Les arômes variétaux et leurs précurseurs sont localisés dans la pellicule. Pour les extraire, il faut faire macérer la vendange. L'élevage sur lies permet de les prolonger.
Comme dans les vins blancs, ce sont des thiols volatils qui constituent l'arôme variétal des rosés et clairets de Bordeaux. Le 3-mercaptohexanol (ou 3MH) leur confère des notes de fruits de la passion et de pamplemousse ; l'acétate de 3-mercaptohexyle (A3MH), son ester, des notes de fruits de la passion et de buis. Des études espagnoles montrent que le 3MH est très présent dans les rosés de grenache, de même que le mélange de furanéol et homofuranéol (arômes torréfiés).
Ces composés sont peu stables : ils disparaissent très vite en bouteille, encore plus en cuve. Cela justifie que ' les meilleurs rosés doivent être mis en bouteilles en février-mars et bus rapidement ', estime Marie-Laure Murat, directrice du laboratoire Sarco, à Floirac (Gironde). Au cours de sa thèse à la faculté d'oenologie de Bordeaux, elle a identifié quelques éléments protecteurs de ces arômes, parmi lesquels les anthocyanes. ' Attention, nuance-t-elle, il ne s'agit pas de la couleur. Cela ne signifie pas qu'un vin plus coloré gardera ses arômes plus longtemps. '
Autre facteur protecteur des thiols volatils : l'élevage sur lies, comme cela a été montré pour les vins blancs. Les moûts doivent être protégés très tôt de l'oxydation, par inertage des cuves et sulfitage de la vendange. ' Le précurseur du 3MH (P-3MH) n'est pas sensible à l'oxydation. En revanche, l'oxygène contribue à former des quinones dans le moût et ces dernières sont très réactives. Elles piègeront les arômes au fur et à mesure qu'ils seront révélés par la levure pendant la fermentation ', met en garde Marie-Laure Murat.

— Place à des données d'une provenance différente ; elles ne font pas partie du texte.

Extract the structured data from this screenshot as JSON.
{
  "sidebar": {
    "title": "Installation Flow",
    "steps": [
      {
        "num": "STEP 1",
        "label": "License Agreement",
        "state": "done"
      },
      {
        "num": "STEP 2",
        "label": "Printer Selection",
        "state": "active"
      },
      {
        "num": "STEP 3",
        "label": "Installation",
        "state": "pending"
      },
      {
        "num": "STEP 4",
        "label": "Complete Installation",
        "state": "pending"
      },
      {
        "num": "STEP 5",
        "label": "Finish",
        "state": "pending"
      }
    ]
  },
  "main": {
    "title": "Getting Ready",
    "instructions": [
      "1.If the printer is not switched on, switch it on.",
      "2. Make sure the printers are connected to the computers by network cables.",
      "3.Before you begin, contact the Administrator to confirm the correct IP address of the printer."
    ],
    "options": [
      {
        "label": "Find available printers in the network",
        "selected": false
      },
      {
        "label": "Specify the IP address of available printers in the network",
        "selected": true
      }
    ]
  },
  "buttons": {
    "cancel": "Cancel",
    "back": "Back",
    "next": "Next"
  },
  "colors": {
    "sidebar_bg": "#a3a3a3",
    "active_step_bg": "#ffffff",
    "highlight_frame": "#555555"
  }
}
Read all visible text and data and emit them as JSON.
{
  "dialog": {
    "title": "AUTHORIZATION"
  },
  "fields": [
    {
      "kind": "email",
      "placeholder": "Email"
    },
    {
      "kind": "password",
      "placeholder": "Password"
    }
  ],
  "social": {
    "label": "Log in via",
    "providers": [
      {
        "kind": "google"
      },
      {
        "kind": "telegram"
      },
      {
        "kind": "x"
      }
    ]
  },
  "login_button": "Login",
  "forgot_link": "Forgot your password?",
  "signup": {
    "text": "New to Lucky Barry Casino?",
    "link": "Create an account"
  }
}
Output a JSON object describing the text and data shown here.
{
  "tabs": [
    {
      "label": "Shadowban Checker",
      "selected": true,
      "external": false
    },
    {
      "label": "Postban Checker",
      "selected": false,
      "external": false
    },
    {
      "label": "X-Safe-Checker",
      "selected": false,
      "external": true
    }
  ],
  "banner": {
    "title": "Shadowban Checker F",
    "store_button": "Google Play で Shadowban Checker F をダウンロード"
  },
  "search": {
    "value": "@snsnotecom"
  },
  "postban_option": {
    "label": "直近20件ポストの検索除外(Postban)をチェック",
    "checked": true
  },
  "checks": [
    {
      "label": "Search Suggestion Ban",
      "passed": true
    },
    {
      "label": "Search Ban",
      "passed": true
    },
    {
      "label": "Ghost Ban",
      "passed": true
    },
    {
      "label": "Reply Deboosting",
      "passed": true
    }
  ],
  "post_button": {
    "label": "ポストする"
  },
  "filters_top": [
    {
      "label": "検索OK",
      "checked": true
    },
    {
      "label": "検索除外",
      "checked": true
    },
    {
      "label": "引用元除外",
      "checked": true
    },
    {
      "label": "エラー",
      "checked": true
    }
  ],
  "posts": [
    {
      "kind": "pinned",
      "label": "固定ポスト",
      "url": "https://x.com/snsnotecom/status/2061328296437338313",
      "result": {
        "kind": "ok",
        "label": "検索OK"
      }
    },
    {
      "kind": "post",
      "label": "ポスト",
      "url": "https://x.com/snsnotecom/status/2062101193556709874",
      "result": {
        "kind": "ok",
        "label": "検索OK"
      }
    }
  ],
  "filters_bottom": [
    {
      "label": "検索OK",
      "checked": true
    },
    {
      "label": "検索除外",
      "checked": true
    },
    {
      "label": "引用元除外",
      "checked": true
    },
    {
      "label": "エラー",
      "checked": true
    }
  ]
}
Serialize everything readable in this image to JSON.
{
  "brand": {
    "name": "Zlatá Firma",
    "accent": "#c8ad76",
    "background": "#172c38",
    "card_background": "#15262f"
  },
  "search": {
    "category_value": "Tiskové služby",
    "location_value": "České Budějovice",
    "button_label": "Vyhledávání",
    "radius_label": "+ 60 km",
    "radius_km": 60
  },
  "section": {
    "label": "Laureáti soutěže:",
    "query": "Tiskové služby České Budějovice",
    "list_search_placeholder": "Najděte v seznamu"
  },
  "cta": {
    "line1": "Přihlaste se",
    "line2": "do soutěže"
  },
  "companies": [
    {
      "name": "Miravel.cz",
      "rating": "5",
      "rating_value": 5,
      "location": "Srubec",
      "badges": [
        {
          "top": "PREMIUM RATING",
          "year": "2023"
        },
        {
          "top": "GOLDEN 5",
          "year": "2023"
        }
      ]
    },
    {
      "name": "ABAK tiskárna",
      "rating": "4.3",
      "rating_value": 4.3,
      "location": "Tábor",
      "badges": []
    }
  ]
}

Au-delà de la protection des arômes variétaux, le vinificateur peut agir pour extraire davantage de précurseurs. ' Le P-3MH est essentiellement situé dans la pellicule, explique l'oenologue bordelaise. Les techniques préfermentaires joueront donc un rôle fondamental. ' Même si ce n'est pas encore clairement démontré, il est probable que ce soit aussi le cas pour les autres cépages. La température facilitant l'extraction, cette dernière se fait plus vite à 20°C qu'à 10°C, mais pas beaucoup moins vite qu'à 25°C, selon Marie-Laure Murat. 20°C semble un bon compromis pour extraire des composés, tout en évitant les départs en fermentation.